Consistency at Retail does not happen by accident but is driven by, you guessed it, the retailer. As far as the fresh produce department is concerned, retailers are looking for consistency of supply, size/grade, eating quality, appearance, cost and brand. Anyone interested in a long term and profitable relationship with a retailer needs to understand how the retailer views these factors.
There are two aspects to supplying goods to the next point in any supply chain. The first aspect revolves around the product, the second one concerns itself with the process of moving the product between seller and, including transport, documentation, regularity, punctuality, appearance and perception.

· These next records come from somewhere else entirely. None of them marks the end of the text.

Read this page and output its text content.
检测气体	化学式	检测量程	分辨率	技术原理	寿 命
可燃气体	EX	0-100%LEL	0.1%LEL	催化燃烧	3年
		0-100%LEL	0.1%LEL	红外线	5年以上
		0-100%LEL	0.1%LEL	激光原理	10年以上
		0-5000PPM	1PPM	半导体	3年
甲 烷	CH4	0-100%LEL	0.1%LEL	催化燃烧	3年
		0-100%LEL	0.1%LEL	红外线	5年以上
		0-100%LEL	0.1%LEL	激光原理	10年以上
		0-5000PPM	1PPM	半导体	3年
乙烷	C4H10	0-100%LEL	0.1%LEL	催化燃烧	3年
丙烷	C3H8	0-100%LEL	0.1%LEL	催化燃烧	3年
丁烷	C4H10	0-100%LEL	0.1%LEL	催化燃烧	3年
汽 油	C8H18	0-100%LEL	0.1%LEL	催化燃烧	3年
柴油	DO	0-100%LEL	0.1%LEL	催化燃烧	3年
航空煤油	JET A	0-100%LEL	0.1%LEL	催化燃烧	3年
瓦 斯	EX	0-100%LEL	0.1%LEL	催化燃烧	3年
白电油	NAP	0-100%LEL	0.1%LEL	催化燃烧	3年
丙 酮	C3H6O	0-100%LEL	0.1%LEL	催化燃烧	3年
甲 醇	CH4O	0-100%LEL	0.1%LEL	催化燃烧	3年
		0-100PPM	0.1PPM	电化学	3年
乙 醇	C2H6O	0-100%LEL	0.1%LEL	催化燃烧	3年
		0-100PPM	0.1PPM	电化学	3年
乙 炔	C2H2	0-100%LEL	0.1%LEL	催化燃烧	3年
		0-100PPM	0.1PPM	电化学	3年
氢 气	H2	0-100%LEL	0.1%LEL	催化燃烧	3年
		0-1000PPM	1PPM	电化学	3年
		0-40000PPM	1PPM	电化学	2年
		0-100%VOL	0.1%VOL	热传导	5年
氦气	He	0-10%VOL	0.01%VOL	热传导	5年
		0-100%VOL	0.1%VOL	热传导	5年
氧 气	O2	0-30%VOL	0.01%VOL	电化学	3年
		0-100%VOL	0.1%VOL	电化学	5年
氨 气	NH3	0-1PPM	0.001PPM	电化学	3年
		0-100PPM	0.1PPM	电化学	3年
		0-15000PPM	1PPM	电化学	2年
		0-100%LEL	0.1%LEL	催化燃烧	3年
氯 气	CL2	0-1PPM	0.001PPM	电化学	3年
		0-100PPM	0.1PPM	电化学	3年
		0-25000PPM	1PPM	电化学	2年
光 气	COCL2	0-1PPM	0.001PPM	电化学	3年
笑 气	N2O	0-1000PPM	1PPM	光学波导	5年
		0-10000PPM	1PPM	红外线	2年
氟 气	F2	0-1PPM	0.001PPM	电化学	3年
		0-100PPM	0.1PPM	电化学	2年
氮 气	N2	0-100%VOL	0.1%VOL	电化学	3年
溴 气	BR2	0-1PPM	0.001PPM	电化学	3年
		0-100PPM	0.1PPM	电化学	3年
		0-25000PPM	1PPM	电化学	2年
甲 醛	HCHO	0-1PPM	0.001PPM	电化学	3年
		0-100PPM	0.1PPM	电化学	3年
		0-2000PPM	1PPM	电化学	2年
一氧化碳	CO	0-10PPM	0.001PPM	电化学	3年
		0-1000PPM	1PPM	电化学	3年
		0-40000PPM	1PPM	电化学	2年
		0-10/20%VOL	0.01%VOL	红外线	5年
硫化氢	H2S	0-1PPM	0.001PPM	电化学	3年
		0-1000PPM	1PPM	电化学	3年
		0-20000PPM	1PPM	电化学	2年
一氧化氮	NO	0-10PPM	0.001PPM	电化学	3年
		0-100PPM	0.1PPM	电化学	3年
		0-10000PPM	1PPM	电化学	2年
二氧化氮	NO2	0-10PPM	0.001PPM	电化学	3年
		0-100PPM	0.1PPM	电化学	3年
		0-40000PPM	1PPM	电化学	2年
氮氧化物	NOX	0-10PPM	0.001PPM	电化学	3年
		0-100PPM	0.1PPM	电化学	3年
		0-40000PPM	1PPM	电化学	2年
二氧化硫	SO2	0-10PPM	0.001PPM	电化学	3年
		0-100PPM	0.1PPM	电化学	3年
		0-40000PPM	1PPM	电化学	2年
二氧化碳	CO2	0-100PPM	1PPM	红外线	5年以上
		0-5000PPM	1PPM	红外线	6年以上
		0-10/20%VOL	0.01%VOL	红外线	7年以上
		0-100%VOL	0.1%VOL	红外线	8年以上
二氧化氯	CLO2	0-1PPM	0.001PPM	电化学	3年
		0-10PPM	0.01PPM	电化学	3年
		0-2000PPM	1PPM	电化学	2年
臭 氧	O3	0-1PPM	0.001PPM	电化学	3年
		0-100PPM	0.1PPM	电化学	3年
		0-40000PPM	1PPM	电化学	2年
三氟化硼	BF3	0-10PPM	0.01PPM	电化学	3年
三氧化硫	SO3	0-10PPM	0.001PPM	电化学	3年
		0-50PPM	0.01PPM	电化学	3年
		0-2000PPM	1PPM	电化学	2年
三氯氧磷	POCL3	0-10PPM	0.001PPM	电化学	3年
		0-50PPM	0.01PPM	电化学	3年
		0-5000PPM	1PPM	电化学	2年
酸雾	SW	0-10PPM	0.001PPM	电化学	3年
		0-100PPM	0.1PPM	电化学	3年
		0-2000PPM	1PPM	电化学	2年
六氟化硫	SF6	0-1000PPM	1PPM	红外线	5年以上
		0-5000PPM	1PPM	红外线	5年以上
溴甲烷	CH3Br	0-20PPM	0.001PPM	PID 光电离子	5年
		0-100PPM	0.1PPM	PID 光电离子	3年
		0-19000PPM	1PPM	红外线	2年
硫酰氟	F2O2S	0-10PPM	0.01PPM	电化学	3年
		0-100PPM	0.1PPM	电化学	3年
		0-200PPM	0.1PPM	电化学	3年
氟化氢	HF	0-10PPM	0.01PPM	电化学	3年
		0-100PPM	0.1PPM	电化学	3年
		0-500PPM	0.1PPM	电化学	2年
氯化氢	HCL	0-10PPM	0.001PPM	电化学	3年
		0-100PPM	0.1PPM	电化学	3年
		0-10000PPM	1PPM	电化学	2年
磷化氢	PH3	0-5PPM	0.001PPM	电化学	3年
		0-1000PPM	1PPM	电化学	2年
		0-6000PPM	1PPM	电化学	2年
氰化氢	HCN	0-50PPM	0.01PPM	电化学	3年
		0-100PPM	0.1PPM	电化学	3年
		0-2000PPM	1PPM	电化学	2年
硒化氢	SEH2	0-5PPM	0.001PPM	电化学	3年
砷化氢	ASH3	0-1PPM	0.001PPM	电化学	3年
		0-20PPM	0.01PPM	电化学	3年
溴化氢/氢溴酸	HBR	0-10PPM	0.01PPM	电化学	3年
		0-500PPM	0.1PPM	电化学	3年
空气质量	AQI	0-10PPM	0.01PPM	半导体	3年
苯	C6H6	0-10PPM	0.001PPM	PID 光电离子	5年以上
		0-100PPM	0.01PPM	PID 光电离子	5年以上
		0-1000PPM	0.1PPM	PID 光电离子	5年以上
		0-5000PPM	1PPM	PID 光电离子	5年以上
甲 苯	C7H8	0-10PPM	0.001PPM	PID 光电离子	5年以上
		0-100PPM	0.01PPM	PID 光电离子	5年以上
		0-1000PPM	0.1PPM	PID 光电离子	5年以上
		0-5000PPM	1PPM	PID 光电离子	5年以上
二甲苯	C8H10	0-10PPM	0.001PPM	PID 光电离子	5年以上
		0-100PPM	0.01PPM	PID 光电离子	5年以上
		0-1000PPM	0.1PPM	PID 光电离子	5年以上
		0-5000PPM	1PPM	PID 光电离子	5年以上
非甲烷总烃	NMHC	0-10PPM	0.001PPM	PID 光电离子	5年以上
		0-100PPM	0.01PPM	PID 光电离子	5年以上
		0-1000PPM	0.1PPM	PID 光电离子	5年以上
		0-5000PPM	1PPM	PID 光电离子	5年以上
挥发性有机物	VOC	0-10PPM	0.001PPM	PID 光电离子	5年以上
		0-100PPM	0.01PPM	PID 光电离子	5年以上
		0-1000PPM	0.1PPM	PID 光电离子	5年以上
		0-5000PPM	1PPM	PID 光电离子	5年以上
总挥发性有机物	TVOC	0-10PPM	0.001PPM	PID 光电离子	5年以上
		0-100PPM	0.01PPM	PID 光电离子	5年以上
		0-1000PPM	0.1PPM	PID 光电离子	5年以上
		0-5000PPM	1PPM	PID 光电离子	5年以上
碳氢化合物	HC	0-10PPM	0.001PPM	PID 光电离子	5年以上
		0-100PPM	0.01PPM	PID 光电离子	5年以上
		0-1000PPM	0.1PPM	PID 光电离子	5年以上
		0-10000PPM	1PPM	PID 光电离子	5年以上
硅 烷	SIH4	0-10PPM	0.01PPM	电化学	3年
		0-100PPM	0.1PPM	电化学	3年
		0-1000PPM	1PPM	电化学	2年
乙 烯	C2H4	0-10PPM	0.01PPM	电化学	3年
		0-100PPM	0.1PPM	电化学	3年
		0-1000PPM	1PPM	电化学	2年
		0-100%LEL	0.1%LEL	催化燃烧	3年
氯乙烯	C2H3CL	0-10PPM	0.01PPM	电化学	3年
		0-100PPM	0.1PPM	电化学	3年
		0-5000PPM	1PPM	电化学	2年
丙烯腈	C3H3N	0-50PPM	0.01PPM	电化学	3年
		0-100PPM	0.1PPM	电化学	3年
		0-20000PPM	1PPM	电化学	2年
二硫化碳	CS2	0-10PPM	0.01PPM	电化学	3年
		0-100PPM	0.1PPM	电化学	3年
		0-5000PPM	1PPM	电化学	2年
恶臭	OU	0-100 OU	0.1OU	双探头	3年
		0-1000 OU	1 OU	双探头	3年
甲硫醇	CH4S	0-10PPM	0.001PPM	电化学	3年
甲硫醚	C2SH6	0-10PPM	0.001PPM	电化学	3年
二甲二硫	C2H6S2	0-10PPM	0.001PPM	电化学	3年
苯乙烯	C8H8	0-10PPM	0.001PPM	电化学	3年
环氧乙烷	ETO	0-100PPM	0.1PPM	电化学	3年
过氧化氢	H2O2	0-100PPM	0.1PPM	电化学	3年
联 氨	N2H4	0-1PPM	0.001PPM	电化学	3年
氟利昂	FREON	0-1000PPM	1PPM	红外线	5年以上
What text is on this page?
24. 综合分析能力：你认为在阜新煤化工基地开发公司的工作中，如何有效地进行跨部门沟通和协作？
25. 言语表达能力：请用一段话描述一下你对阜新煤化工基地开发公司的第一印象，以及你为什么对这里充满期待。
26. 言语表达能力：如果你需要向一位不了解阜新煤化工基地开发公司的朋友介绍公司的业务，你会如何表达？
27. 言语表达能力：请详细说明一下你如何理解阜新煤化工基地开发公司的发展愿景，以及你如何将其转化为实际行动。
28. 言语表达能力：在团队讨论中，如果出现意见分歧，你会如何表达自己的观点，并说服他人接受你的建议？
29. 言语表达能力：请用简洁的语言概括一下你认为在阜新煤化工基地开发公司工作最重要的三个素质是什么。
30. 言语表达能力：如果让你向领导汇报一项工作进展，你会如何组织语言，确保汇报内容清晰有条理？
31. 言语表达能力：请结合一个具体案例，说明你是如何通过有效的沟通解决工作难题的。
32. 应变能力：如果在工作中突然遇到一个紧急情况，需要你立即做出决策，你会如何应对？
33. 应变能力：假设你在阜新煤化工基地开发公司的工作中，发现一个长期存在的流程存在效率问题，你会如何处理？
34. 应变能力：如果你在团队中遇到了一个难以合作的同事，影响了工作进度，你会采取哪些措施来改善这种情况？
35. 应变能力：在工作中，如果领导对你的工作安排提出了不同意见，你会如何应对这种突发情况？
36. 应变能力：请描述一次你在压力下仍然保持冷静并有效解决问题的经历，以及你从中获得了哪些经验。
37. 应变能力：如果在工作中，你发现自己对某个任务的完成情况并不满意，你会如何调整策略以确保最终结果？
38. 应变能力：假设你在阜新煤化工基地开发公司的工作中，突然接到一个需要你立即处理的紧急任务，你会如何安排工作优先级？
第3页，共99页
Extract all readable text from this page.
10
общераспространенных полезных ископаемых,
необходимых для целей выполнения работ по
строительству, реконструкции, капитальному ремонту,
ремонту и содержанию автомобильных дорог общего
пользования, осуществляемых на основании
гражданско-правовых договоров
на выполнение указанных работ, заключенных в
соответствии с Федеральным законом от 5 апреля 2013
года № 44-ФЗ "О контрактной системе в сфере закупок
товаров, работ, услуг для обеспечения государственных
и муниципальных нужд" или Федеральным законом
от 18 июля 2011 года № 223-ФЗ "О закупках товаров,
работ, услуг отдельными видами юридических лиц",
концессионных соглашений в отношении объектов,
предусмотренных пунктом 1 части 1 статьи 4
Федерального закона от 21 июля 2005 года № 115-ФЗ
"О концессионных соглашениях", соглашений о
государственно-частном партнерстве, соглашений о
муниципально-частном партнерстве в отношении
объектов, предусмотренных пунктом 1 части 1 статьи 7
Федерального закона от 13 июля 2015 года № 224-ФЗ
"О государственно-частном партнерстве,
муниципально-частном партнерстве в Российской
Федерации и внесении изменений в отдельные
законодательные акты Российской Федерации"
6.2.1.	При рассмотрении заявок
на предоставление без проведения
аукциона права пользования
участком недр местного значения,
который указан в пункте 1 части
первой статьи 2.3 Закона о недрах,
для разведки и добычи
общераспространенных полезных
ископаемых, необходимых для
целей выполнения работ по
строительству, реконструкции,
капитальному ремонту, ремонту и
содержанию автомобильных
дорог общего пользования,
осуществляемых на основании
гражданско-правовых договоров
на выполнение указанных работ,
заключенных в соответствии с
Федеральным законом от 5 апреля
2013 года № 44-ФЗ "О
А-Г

Having the right product product at the right time and being able to get it to distribution centre or store is a great start and generates a degree of retailer tolerance if the process aspects do not run as smoothly initially as both parties had anticipated. In the longterm though, the retailer prefers to deal with a supplier who has very good product AND very good processes in preference to a supplier with excellent product and lousy management systems.
Retailers have certain size/grade expectations. These could be driven by consumer preferences observed as customers pick through a tomato display, for example, or relate to a marketing campaign such as 'lunch box size apples', or can be mechanical in nature in terms of what size of lettuce fits physically best on the shelf. Once stipulated, retailers typically have limited tolerance for any deviation from the preferred norm.
Consumers typically do not buy produce for display purposes but for consumption. If something does not taste good, we complain. And we change shopping habits. Retailers do not like complaints or customers who only shop the store's centre aisles. No enduring fresh produce supply relationship can be built on inconsistent eating quality.
As they are usually not allowed to sample fruits and vegetables they are about to buy, consumers shop with their eyes and their memory. 'I know what a peach looks like and I can tell a firm peach from a ripe peach because the colour intensity will be different.' Consumers also know how to spot elongated kiwifruit, bananas without a decent curverture, onions with decaying skins and potatoes with surface rots. It DOES matter how the crop presents and variations from an agreed Standard does not fit into a retailer's Consistency model, whatever the reason.
Retailers love to develop a good plan and then let the plan execute itself. That approach works well in the centre aisles of a store but not in the fresh departments, let alone produce because the goods are perishable and can't be stored for long, and the commodity nature of the product causes price fluctuations. Grocers are forever trying to achieve cost price Consistency at Retail as it would make life a lot easier.
Brands have been prevalent for decades in produce departments. Think Chiquita, think Sunkist, think Dole. Produce brands behaving like other FMCG brands is a different story altogether and a more recent phenomenon which I will discuss elsewhere. Brand presence does help to communicate and promote Consistency at Retail but the vexing questions for retailers today is - whose brands?
Retailers do consider Consistency to be a 'desirable state' and are on a permanent mission to achieve it.